The sixth gallery – “On the Jewish Street” – demonstrates life on a projected Jewish street. This section is dedicated to Jewish life in interwar Poland (1918-1939), which some historians describe as the second golden age of Jewish life in Poland (despite rising anti-Semitism). Jews enjoyed full electoral rights and were even represented by Jewish parties in the Sejm, the Polish parliament.
The penultimate gallery is dedicated to the Holocaust. It begins in near-darkness as the visitor learns about the growing repression of Jews and what daily life is like in the Ghetto. The Warsaw Uprising is highlighted as well as deportation and life in hiding. The history of Polish anti-Semitism is also not whitewashed – pogroms against Jews with Poles as perpetrators (such as the highly controversial Jedwabne pogrom) are described, although admittedly only as a side-note. The gallery also ends in low-light as the visitor is forced to exit through a section dedicated to the darkness of the German death camps in Poland.
Emerging in the light, the final exhibit is dedicated to the life of Jews in postwar Poland until today. It remembers the 150 thousand Jews that voluntarily left Poland for various reasons during the second half of the 1940s, the communist state sponsored propaganda campaign against Jews in 1968 that resulted in the emigration of about 14 thousand Jews, and finally the revival of Jewish life in Poland in the post-communist era.
Ultimately, POLIN is definitely worth a visit – I would even categorize it as a must-see – but almost overambitious in the scale of its presentation. Lacking a cohesive narrative the museum showcases snippets of Jewish life in Poland, tells the stories of prominent Jewish figures, and dazzles with its interactive glamour, beautiful paintings, and light shows. It is thus, in the end, hard to follow even for the most dedicated museum-goer and distracting in its eye-candy. A map enthusiast, I was personally seduced by the myriad of brightly colored, changing, interactive, and rare maps, led astray into niches and corners less relevant to the museum’s central message.
Then again, given all of the distractions, it was hard to evaluate a central message or narrative, other than the fact that Jewish life was, is, and always has been, an integral part of life in Poland. It is not dead and has not been defeated even by the evil of the Holocaust. Thus on the one-hand, the critic may consider it near propaganda-like in its message of Jewish persistence and importance to Poland, given the near invisibility of the community today.

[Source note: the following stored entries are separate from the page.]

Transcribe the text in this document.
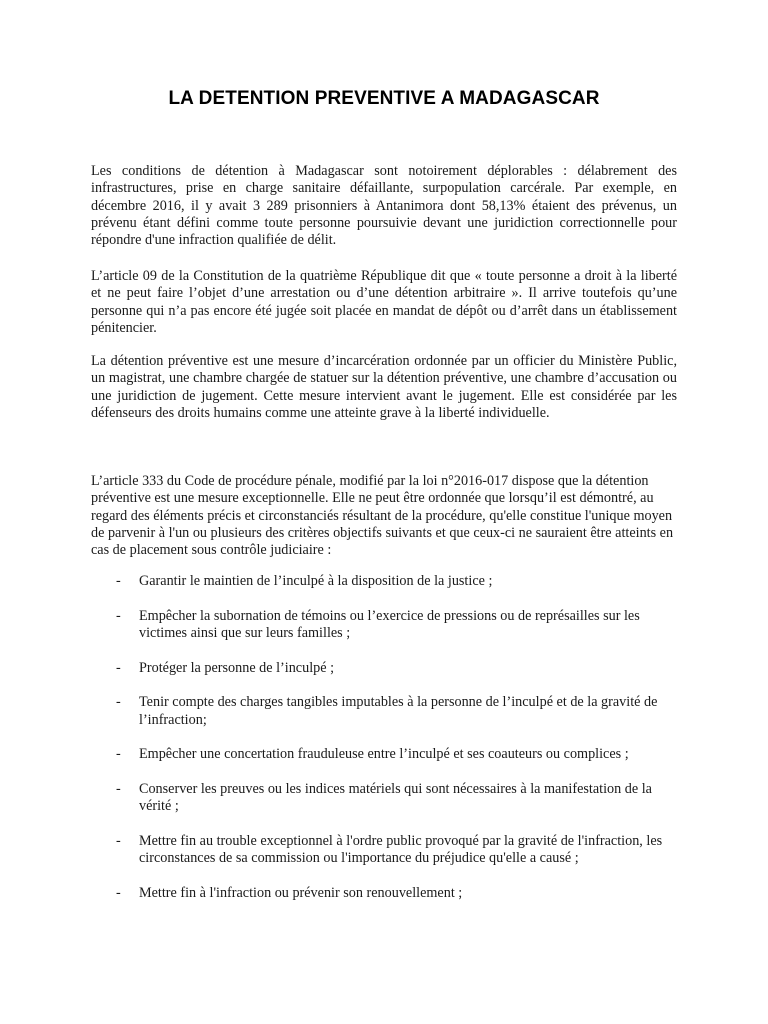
LA DETENTION PREVENTIVE A MADAGASCAR

Les conditions de détention à Madagascar sont notoirement déplorables : délabrement des infrastructures, prise en charge sanitaire défaillante, surpopulation carcérale. Par exemple, en décembre 2016, il y avait 3 289 prisonniers à Antanimora dont 58,13% étaient des prévenus, un prévenu étant défini comme toute personne poursuivie devant une juridiction correctionnelle pour répondre d'une infraction qualifiée de délit.

L’article 09 de la Constitution de la quatrième République dit que « toute personne a droit à la liberté et ne peut faire l’objet d’une arrestation ou d’une détention arbitraire ». Il arrive toutefois qu’une personne qui n’a pas encore été jugée soit placée en mandat de dépôt ou d’arrêt dans un établissement pénitencier.

La détention préventive est une mesure d’incarcération ordonnée par un officier du Ministère Public, un magistrat, une chambre chargée de statuer sur la détention préventive, une chambre d’accusation ou une juridiction de jugement. Cette mesure intervient avant le jugement. Elle est considérée par les défenseurs des droits humains comme une atteinte grave à la liberté individuelle.

L’article 333 du Code de procédure pénale, modifié par la loi n°2016-017 dispose que la détention préventive est une mesure exceptionnelle. Elle ne peut être ordonnée que lorsqu’il est démontré, au regard des éléments précis et circonstanciés résultant de la procédure, qu'elle constitue l'unique moyen de parvenir à l'un ou plusieurs des critères objectifs suivants et que ceux-ci ne sauraient être atteints en cas de placement sous contrôle judiciaire :

- Garantir le maintien de l’inculpé à la disposition de la justice ;
- Empêcher la subornation de témoins ou l’exercice de pressions ou de représailles sur les victimes ainsi que sur leurs familles ;
- Protéger la personne de l’inculpé ;
- Tenir compte des charges tangibles imputables à la personne de l’inculpé et de la gravité de l’infraction;
- Empêcher une concertation frauduleuse entre l’inculpé et ses coauteurs ou complices ;
- Conserver les preuves ou les indices matériels qui sont nécessaires à la manifestation de la vérité ;
- Mettre fin au trouble exceptionnel à l'ordre public provoqué par la gravité de l'infraction, les circonstances de sa commission ou l'importance du préjudice qu'elle a causé ;
- Mettre fin à l'infraction ou prévenir son renouvellement ;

Indeed, in his recently published book Shattered Spaces: Encountering Jewish Ruins in Postwar Germany and Poland, Michael Meng coins the term, “redemptive cosmopolitanism” to describe what his recognizes as a performative embrace of the Jewish past that celebrates the liberal, democratic nation-state rather than thinking critically about its past and present failures. To quote Meng, “the new Poland – democratic, tolerant, cosmopolitan – showcases its normality by recovering the Jewish past.” In POLIN then, Jews become an object of display and serve as markers of successful change from the past.
On the other hand, it is an important step in making the general Polish gentile aware that Jewish life in Poland has a long and important history that is intertwined with that of Polish Christians.

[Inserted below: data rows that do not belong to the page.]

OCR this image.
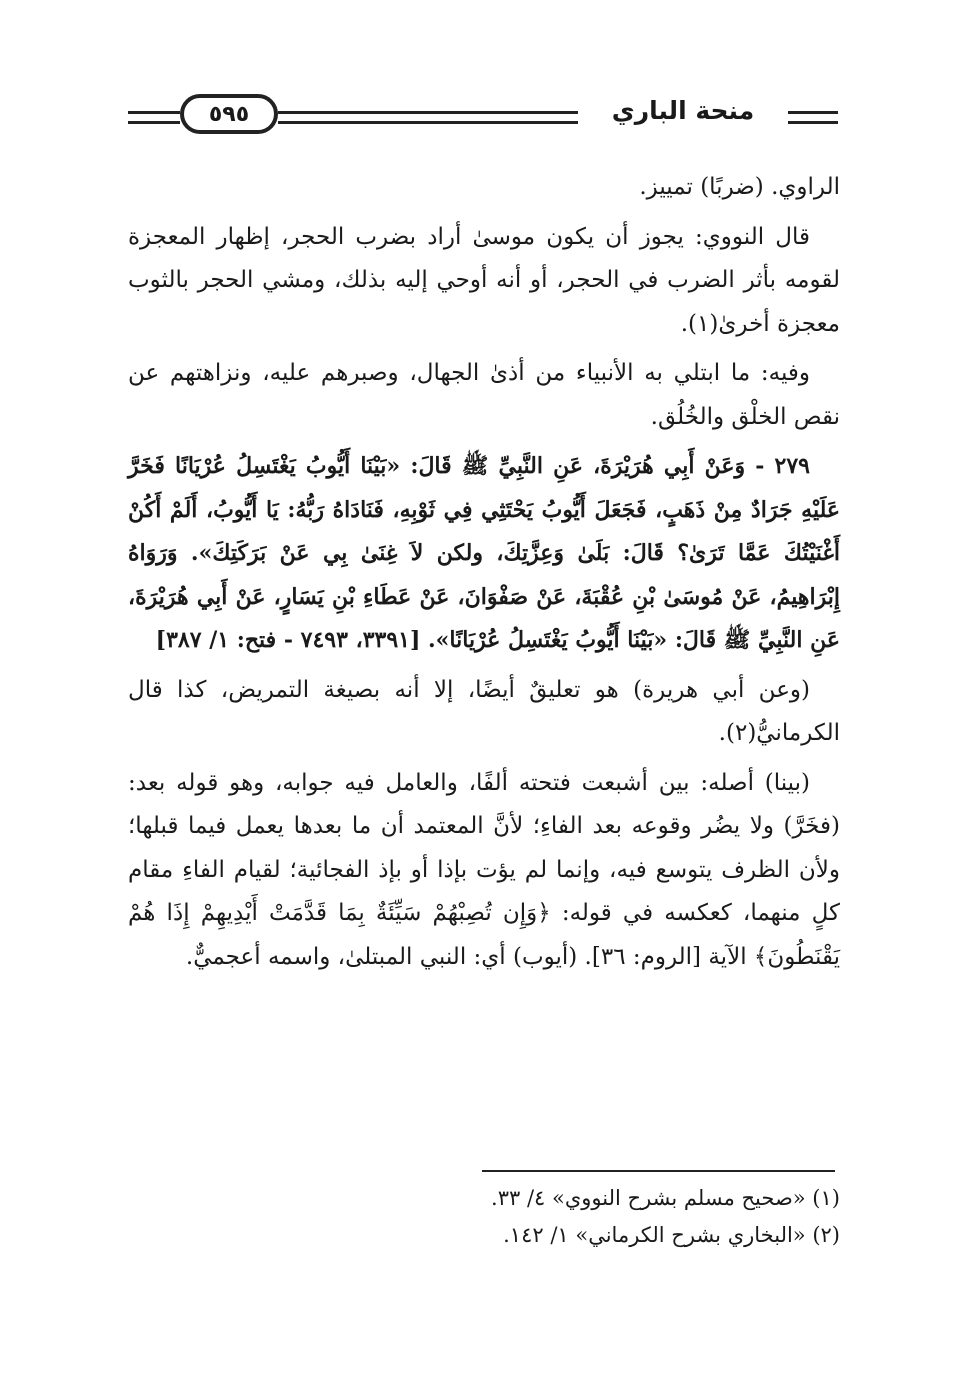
٥٩٥	منحة الباري

الراوي. (ضربًا) تمييز.

قال النووي: يجوز أن يكون موسىٰ أراد بضرب الحجر، إظهار المعجزة لقومه بأثر الضرب في الحجر، أو أنه أوحي إليه بذلك، ومشي الحجر بالثوب معجزة أخرىٰ(١).

وفيه: ما ابتلي به الأنبياء من أذىٰ الجهال، وصبرهم عليه، ونزاهتهم عن نقص الخلْق والخُلُق.

٢٧٩ - وَعَنْ أَبِي هُرَيْرَةَ، عَنِ النَّبِيِّ ﷺ قَالَ: «بَيْنَا أَيُّوبُ يَغْتَسِلُ عُرْيَانًا فَخَرَّ عَلَيْهِ جَرَادٌ مِنْ ذَهَبٍ، فَجَعَلَ أَيُّوبُ يَحْتَثِي فِي ثَوْبِهِ، فَنَادَاهُ رَبُّهُ: يَا أَيُّوبُ، أَلَمْ أَكُنْ أَغْنَيْتُكَ عَمَّا تَرَىٰ؟ قَالَ: بَلَىٰ وَعِزَّتِكَ، ولكن لاَ غِنَىٰ بِي عَنْ بَرَكَتِكَ». وَرَوَاهُ إِبْرَاهِيمُ، عَنْ مُوسَىٰ بْنِ عُقْبَةَ، عَنْ صَفْوَانَ، عَنْ عَطَاءِ بْنِ يَسَارٍ، عَنْ أَبِي هُرَيْرَةَ، عَنِ النَّبِيِّ ﷺ قَالَ: «بَيْنَا أَيُّوبُ يَغْتَسِلُ عُرْيَانًا». [٣٣٩١، ٧٤٩٣ - فتح: ١/ ٣٨٧]

(وعن أبي هريرة) هو تعليقٌ أيضًا، إلا أنه بصيغة التمريض، كذا قال الكرمانيُّ(٢).

(بينا) أصله: بين أشبعت فتحته ألفًا، والعامل فيه جوابه، وهو قوله بعد: (فخَرَّ) ولا يضُر وقوعه بعد الفاءِ؛ لأنَّ المعتمد أن ما بعدها يعمل فيما قبلها؛ ولأن الظرف يتوسع فيه، وإنما لم يؤت بإذا أو بإذ الفجائية؛ لقيام الفاءِ مقام كلٍ منهما، كعكسه في قوله: ﴿وَإِن تُصِبْهُمْ سَيِّئَةٌ بِمَا قَدَّمَتْ أَيْدِيهِمْ إِذَا هُمْ يَقْنَطُونَ﴾ الآية [الروم: ٣٦]. (أيوب) أي: النبي المبتلىٰ، واسمه أعجميٌّ.

(١) «صحيح مسلم بشرح النووي» ٤/ ٣٣.
(٢) «البخاري بشرح الكرماني» ١/ ١٤٢.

If you’re in Warsaw, you should definitely at least check out the museum for yourself. On Thursdays it’s free to the general public, so why not? It’s certainly beautiful and captivating in its depth of detail.
For groups and faculty-led tours, the experience of visiting POLIN may be quite different. As a disclaimer, I visited the museum on my own – a professional tour-guide would undoubtedly provide a much more targeted experience.